Orb is a neural network designed to predict how atoms interact - the forces between them, the energy of the system, and how the system responds to stress. It performs these tasks well (#2 on the Matbench leaderboard, beating MatterSim and GNoME), and it does so simply.
Orb uses a three-stage pipeline: an Encoder that processes the raw atomic information, a Processor that performs multiple rounds of message passing between atoms to understand their interactions, and a Decoder that produces the final predictions.
Orb is unique in how it handles physical constraints. Rather than building physical laws directly into the architecture (as many previous models have done), Orb learns these properties from data. For example, instead of using an energy-based model where forces are computed as gradients, it predicts forces directly and uses clever correction terms to ensure physical consistency. This turns out to be both faster and more accurate.
The training process is interesting. Orb uses a two-phase approach:
First, it's pretrained using a diffusion model on a broad dataset of ground state materials.

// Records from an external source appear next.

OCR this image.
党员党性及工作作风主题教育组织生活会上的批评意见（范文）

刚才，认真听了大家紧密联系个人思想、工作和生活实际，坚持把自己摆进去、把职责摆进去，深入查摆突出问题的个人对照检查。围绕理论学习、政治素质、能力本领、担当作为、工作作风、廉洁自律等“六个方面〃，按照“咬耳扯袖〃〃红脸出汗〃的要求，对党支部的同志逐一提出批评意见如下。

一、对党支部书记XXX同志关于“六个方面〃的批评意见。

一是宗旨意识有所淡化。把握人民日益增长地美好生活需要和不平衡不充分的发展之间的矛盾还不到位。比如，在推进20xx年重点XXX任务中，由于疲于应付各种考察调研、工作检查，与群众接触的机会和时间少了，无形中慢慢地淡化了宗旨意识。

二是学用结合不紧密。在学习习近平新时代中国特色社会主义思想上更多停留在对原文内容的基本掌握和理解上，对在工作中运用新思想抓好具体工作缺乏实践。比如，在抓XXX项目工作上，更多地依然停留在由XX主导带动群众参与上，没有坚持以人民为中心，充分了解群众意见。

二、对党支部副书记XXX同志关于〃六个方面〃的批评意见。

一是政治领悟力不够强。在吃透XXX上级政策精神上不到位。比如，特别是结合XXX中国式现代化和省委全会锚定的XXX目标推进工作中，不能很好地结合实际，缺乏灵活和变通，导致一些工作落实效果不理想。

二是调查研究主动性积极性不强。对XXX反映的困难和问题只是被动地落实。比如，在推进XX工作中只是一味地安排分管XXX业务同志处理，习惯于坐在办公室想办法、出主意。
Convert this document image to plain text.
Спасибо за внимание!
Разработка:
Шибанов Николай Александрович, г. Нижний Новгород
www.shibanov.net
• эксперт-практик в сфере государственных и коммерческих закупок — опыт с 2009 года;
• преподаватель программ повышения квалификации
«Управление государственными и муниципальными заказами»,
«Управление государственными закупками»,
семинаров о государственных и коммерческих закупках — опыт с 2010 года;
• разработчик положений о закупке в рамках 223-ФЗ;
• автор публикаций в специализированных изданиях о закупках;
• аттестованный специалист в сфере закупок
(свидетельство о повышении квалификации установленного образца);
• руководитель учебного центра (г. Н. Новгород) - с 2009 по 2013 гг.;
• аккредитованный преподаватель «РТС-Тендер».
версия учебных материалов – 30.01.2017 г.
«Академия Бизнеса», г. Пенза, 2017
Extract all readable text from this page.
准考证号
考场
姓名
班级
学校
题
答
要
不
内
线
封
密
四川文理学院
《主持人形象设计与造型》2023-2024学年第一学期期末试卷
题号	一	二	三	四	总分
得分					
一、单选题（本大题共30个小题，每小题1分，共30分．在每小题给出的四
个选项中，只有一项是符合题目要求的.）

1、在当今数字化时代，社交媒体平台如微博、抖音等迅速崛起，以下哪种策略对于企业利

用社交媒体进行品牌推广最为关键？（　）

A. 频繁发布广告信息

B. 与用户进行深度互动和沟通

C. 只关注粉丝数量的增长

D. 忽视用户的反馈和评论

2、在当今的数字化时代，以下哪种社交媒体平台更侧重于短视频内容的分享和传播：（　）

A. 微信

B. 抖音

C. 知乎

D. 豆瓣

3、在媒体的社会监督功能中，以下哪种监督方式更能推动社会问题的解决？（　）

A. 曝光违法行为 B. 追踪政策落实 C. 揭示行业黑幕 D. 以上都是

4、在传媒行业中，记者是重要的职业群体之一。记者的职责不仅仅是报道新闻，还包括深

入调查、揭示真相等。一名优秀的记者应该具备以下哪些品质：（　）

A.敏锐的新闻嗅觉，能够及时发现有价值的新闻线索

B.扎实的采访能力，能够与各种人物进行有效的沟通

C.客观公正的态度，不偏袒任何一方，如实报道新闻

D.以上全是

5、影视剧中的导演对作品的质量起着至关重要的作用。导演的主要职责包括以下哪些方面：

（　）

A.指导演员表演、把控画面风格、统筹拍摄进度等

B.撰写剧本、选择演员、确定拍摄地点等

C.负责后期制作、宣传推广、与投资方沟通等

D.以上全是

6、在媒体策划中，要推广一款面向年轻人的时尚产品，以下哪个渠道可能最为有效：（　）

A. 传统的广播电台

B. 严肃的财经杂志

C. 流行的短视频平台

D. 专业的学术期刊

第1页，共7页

This teaches it basic chemistry - what atomic configurations are reasonable and how atoms typically arrange themselves.
Then, it's fine-tuned on specific trajectories from density functional theory (DFT) calculations to learn precise energetics and forces.
This approach allows it to combine data from different sources and different levels of theory during pretraining, something that's typically very difficult to do.
The codebase is clean, well-documented PyTorch, released under the Apache 2.0 license. It's designed with transfer learning in mind - you can easily take the pretrained model and adapt it for new properties while leveraging all the chemical understanding it has already learned. Digging deeper into MatterSim, I did not find this to be the case, so it makes Orb a great candidate for building on.
The model is fast - 3-6x faster than existing methods on commodity hardware. This speed, combined with its accuracy and stability, makes it practical for applications like molecular dynamics simulations.
Finetuning on specific levels of theory or using the pretrained D3 model allows us to get to specific levels of theory without computationally expensive additions of corrections.